L’intérêt du « tapuscrit Bénichou » tient ainsi à ce qu’il porte trace de la recomposition ultime – ignorée à ce jour – qu’a effectuée Camus, comme le montre les deux types de pagination employés. Paginé à la manière du jeu Char (les chiffres, à l’en-tête de la page, centrés ou légèrement à gauche, sont placés entre deux tirets demi-cadratins) pour les 144 premiers feuillets, il l’est d’une façon nouvelle (les chiffres, toujours à l’en-tête de la page, sont alors alignés à droite et suivis d’un point) pour les feuillets introduits en remplacement de la frappe antérieure (ff. 28, 28bis, 33 notamment) et à partir du feuillet 146. Certains feuillets, dactylographiés à l’encre bleue et résultant d’un autre jeu carbone de la même frappe (la pagination présente les mêmes caractéristiques), sont destinés à mettre en évidence d’ultimes remaniements effectués par Camus dans l’ordonnancement de la partie II « La révolte métaphysique », puisqu’il s’agit de titres de chapitre (ff. 34, 47 bis, 85 bis, 113) ou de sous-chapitre (ff. 89, 124). La correction, à la main, de la pagination marque ainsi l’insertion des pages consacrées à « Lautréamont et la banalité » (ff. 115 à 123, aupara- vant ff. 75 à 83) au sein du chapitre « La poésie révoltée ». Ces changements portent d’autant mieux témoignage de l’histoire de l’élaboration de L’Homme révolté que Camus a publié ces pages sous ce titre en juin 1951 dans les Cahiers du Sud, alors que le « tapuscrit Bénichou », corrigé de la main de Camus en ce nouveau sens, porte encore le titre « Lucifer et la banalité » qui est celui du « tapuscrit Char ». De même, l’ultime chapitre de cette partie II n’est pas encore intitulé « Nihilisme et histoire » et n’apparaît donc pas sur les deux feuillets à l’encre bleue de la table des matières.

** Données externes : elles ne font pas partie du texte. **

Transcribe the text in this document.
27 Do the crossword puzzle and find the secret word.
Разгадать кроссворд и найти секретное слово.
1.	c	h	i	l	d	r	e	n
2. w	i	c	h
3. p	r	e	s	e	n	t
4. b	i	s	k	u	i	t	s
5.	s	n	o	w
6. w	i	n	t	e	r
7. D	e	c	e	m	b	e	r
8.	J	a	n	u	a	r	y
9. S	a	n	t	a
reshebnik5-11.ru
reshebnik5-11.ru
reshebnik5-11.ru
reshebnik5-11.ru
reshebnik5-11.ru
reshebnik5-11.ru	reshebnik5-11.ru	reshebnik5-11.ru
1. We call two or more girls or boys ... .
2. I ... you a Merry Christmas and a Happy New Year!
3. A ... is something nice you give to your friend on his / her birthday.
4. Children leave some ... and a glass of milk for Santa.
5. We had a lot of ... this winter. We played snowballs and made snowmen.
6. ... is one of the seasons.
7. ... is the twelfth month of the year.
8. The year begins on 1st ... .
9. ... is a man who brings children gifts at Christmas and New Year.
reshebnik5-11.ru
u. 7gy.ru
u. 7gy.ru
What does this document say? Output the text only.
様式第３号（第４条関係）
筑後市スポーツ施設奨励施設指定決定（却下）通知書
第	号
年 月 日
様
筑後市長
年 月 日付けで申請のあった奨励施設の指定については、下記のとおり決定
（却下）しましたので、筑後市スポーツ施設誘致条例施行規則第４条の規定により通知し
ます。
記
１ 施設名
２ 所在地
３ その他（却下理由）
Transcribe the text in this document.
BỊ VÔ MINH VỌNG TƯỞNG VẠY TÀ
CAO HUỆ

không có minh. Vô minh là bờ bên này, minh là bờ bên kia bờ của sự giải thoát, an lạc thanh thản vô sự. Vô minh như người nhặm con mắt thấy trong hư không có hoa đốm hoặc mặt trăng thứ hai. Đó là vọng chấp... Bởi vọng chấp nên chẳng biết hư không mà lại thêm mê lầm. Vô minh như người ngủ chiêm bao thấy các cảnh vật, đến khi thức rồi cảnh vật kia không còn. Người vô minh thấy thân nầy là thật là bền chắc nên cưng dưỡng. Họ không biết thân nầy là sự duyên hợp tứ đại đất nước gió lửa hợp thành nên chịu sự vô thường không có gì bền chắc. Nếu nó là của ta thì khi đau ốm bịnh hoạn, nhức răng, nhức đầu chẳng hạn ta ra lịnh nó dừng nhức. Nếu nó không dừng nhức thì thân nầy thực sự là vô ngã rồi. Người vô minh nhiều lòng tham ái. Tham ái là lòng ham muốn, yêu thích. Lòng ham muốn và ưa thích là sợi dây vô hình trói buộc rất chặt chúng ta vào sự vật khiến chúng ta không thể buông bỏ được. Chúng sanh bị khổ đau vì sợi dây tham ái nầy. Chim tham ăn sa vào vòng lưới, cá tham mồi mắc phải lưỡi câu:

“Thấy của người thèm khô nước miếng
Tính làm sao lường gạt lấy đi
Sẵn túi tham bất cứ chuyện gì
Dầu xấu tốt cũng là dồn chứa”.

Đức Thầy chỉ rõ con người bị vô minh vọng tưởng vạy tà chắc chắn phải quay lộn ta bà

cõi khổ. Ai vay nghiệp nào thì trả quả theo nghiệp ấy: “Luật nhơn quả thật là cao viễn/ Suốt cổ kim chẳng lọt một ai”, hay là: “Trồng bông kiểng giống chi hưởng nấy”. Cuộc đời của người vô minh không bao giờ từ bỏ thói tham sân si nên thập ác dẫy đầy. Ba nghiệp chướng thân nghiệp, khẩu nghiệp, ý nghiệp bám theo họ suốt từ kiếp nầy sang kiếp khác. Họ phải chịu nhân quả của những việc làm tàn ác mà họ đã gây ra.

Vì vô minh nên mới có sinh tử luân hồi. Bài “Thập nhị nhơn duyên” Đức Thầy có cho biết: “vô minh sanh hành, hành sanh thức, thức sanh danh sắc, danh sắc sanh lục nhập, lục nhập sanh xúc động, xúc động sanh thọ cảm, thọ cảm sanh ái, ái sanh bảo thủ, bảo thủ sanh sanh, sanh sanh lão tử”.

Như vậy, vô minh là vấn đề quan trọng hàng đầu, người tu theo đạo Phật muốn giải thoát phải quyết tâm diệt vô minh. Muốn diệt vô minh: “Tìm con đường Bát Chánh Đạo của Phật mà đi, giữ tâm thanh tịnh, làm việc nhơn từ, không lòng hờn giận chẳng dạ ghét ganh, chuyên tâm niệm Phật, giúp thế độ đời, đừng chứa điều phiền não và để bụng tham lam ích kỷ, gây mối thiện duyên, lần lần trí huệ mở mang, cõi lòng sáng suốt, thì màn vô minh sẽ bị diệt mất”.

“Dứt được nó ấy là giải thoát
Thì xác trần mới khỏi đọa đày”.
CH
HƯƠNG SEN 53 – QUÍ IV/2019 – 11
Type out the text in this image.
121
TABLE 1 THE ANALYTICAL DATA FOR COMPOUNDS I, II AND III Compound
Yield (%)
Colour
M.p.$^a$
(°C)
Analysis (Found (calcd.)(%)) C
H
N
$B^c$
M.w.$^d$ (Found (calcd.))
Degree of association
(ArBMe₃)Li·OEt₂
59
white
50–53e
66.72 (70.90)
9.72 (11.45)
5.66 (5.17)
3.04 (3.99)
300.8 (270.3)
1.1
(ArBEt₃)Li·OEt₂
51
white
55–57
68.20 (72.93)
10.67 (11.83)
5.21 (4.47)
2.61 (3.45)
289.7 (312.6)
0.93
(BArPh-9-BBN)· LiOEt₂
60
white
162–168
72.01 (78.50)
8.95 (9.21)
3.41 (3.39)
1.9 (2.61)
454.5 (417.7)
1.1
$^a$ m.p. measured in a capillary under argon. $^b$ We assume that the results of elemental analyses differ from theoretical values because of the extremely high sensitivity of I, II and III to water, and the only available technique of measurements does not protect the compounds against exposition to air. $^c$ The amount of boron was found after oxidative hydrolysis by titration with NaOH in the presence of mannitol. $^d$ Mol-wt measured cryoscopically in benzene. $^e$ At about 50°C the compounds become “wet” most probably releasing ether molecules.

Le dédicataire du dactylogramme : André Bénichou

 

Précieux, le « tapuscrit Bénichou » l’est encore par sa provenance. André Bénichou, qui a partagé le quotidien de Camus l’année et demie qu’il a passée à Oran pendant la guerre, est le témoin clef de la naissance de l’oeuvre majeure de Camus qu’est L’Homme révolté. Car, rappelle Raymond Gay-Crosier dans l’édition de la Pléiade d’après les Cahiers de Camus, « dès janvier-février 1942, il est question d’un ‘essai sur la révolte’qui deviendra ‘Remarque sur la révolte’, publié en 1945 dans L’Existence et qui constitue une première version de la partie I de L’Homme révolté » (p. 1213). Or, Camus est alors depuis un an à Oran, où il enseigne dans l’établissement d’André Bénichou, lui-même professeur de philosophie, avec lequel il déjeune fréquemment et échange à n’en pas douter sur les premiers tâtonnements et l’ébauche de son projet tant il est vrai qu’il est dit dans l’envoi, « avec la fidèle affection de son ami Albert Camus », toute la « reconnaissance de ce que ce livre lui doit ».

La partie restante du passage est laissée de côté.